风雪未停。
藤化元死了。
死得很彻底——王林的冰爪穿透他胸膛时,极寒之气瞬间冻结了心脏、经脉、乃至丹田元婴。那双曾浸透王家鲜血的手,在王林抽出冰爪的刹那,便随着躯干一同碎裂,化作一地冰晶粉尘,被北风卷散,了无痕迹。
山门下,千名筑基修士的尸体横陈,三大元婴带来的精锐无一生还。血渗进冻土,将积雪染成刺目的暗红,又迅速被新雪覆盖,只留下起伏的轮廓,像是大地长出的疮痂。
王林站在尸骸之间,白发与雪几乎融为一体。他垂着眼,面无表情地一具具检查,偶尔抬手补上一道冰锥,确保没有人装死幸存。动作机械,眼神平静得像在清点柴垛。
洛怜站在不远处看着他。
她胸口那枚抑制器已碎,规则之力释尽后的空虚感还在骨髓里蔓延。但更让她心悸的,是王林此刻的状态——太静了,静得不像刚屠尽千人的复仇者。
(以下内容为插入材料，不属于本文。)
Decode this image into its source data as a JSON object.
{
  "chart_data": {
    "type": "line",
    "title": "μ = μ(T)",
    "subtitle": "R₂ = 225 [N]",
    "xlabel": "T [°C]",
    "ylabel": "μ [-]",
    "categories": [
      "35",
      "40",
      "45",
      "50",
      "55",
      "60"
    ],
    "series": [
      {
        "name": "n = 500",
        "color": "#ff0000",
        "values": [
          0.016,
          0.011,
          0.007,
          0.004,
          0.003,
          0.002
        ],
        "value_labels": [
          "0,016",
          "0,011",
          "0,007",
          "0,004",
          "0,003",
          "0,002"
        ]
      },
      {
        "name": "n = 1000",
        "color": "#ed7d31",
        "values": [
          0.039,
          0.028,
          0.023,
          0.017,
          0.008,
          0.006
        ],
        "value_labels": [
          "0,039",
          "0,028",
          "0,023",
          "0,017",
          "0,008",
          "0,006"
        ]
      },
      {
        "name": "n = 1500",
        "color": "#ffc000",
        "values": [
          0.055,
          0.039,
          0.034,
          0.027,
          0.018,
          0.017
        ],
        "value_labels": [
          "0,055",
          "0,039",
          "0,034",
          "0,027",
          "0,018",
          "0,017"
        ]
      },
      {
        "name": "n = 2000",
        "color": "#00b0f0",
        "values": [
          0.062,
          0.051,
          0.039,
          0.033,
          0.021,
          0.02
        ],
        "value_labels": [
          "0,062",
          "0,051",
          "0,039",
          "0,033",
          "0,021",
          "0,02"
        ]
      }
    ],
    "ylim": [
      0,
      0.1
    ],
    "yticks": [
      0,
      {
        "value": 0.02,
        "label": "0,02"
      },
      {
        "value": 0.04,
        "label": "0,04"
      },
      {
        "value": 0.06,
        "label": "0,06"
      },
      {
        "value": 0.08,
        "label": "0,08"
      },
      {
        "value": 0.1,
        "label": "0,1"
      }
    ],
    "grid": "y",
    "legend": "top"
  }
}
拓森抱着手臂靠在一块山石上,猩红瞳孔扫过满地尸骸,嘴角扯了扯:
拓森“杀伐果断,倒是有几分古神的模样。”
王林没理他。
最后一具尸体检查完毕,他直起身,走到洛怜面前。冰甲从手臂褪去,露出苍白的手,指尖还凝着一点未化的霜。他抬手,很自然地用指腹擦去洛怜嘴角干涸的血迹,动作轻得像拂雪。
王林“结束了。”
他说。
声音不大,落在寂静的山野间,却像锤子砸进心里。恒岳派残存的弟子们远远看着,没人敢靠近,连张虎都只是红着眼眶站在原地。
洛怜“嗯。”
洛怜应了一声,目光落在他脸上。百年战场磨出的冷硬线条,此刻在雪光里显得格外清晰。她忽然伸手,握住他还带着寒意的手腕。
王林微微一怔。
洛怜 “冷吗?”
洛怜问。
王林摇头。极寒之境修到深处,早已寒暑不侵。但他没抽回手,任由她握着,那点微暖从她掌心渡过来,顺着经脉往上爬,莫名熨帖。
拓森嗤笑一声,别开脸。
王林“收拾战场。”
王林转头对张虎吩咐,语气恢复了惯常的平淡,
王林“有用的东西收起来,尸体集中焚化,骨灰撒进后山深涧。”
“是……是!”张虎忙应下,带着弟子们开始忙碌。
王林这才看向洛怜:
王林“你脸色不好,回去休息。”
洛怜抿了抿唇。
释放储存的诅咒之力,让变异进度一口气跳了5%。
她能感觉到,规则与她的联结更深了——现在不只是被动吸引,她甚至能隐隐感知到范围内他人对她的“好感度”波动,虽然模糊,却真实存在。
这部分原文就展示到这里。